Oscar Wilde – De profundis

Le luci al neon degli uffici si spensero, una ad una. I cartelli pubblicitari, le insegne e i lampioni si accesero. La prematura sera invernale stava velocemente calando sulla città, e come a volerlo ribadire, un vento gelido soffiava in tutte le stradine: non vi era modo di sfuggirgli, ovunque si cercasse riparo, alla fine si veniva raggiunti. L’inverno penetrava poco a poco nelle ossa, fino a congelarle.

Gale si frizionò le mani inguantate, alitandovi sopra. Alzò lo sguardo. Il cielo era limpido, anche se privo di stelle. Qualche metro più in là, la luna, un po’ storta. La fissò, aguzzando la vista, nella speranza di percepire un’emozione, di rievocare un ricordo qualsiasi. Nulla. La sera prima lei aveva detto, con il viso rivolto verso l’alto “ci sono cose che non puoi semplicemente guardare, se hai un’anima”, al che Gale aveva seguito i suoi occhi e si era ritrovato a contemplare un cielo notturno, costellato di stelle. Niente.
La sua mente restava vuota, come se avesse di fronte a sé pezzi di vetro sparsi a terra.
“Non ho un’anima” aveva pensato allora, in silenzio. E quella riflessione –così subitanea e repentina- si era insinuata in lui. Se aveva deciso di affrontare quel freddo mordente, era anche per quella frase. Non si sentiva offeso, ma solo incuriosito e piacevolmente colpito dalla rivelazione che quella donna gli aveva donato: ora credeva di poter spiegare molti aspetti della sua natura.
Il telefono gli notificò l’arrivo di un nuovo messaggio.

“Sto uscendo con alcuni colleghi. Meglio trovarci al parco.”

“Ok.” scrisse e si avviò a passo svelto.

Sebbene lo chiamassero ‘parco’, in realtà si trattava di uno stretto triangolo verde, all’incrocio di tre strade poco percorse.
Lei arrivò poco dopo. Indossava una pelliccia scura, che brillava qua e là, al chiarore fioco dei lampioni.

“È vera?” chiese Gale, indicando il cappotto, quando lei era ancora a qualche metro di distanza.

Dorothy sembrò un po’ disorientata dalla domanda.

“Sì.” Disse, il viso leggermente contratto.

“Ma non è illegale?”

“Che sciocco.” Continuò a camminare, senza aspettarlo.

“Non dovresti comprarne, ho sentito dire che è una cosa crudele.”
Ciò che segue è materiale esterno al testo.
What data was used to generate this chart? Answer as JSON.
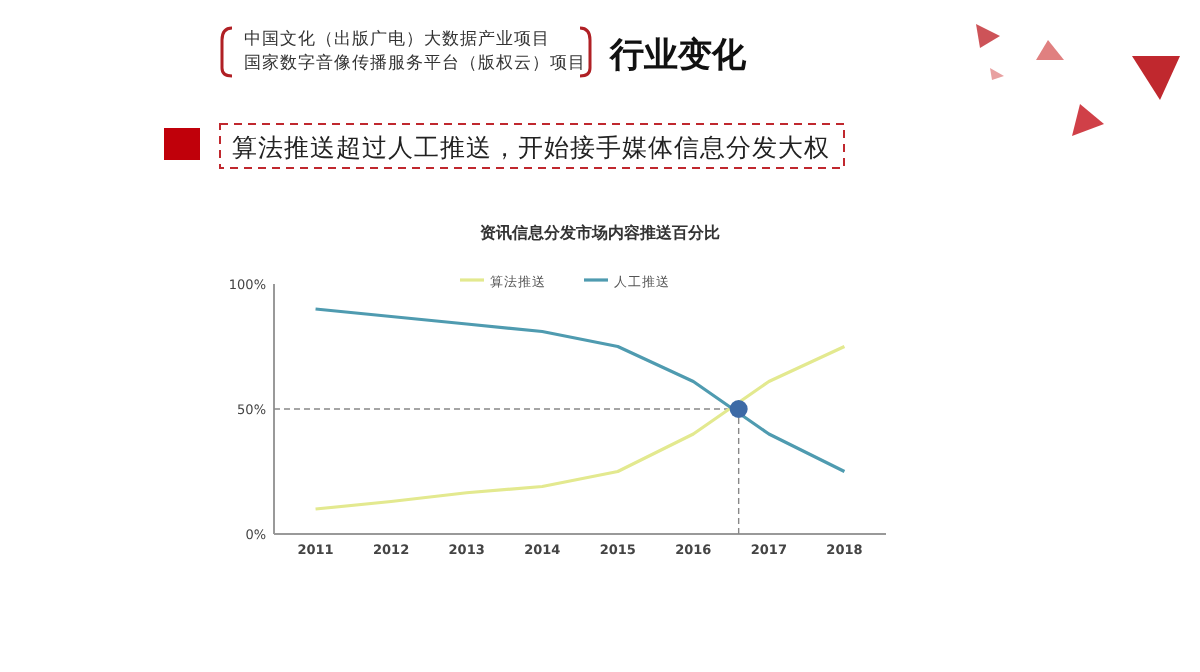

“E dove l’avresti sentito?” sbottò, con tono beffardo. Gale restò in silenzio. “Certo che è una cosa crudele. Il mondo è un posto crudele, io partecipo solo al naturale svolgersi della sua… realtà. Questo animale era già morto quando questa pelliccia era esposta in vetrina.” Alzò le spalle e scosse la testa. “Oggi va così di moda fare gli animalisti, gli ambientalisti, i filantropi. E molti altri come te ‘hanno sentito dire’ questo e quell’altro. Sinceramente, me ne frego.” ridacchiò. “La verità è che il più forte vive e il debole è destinato a perire, possibilmente rendendosi utile.”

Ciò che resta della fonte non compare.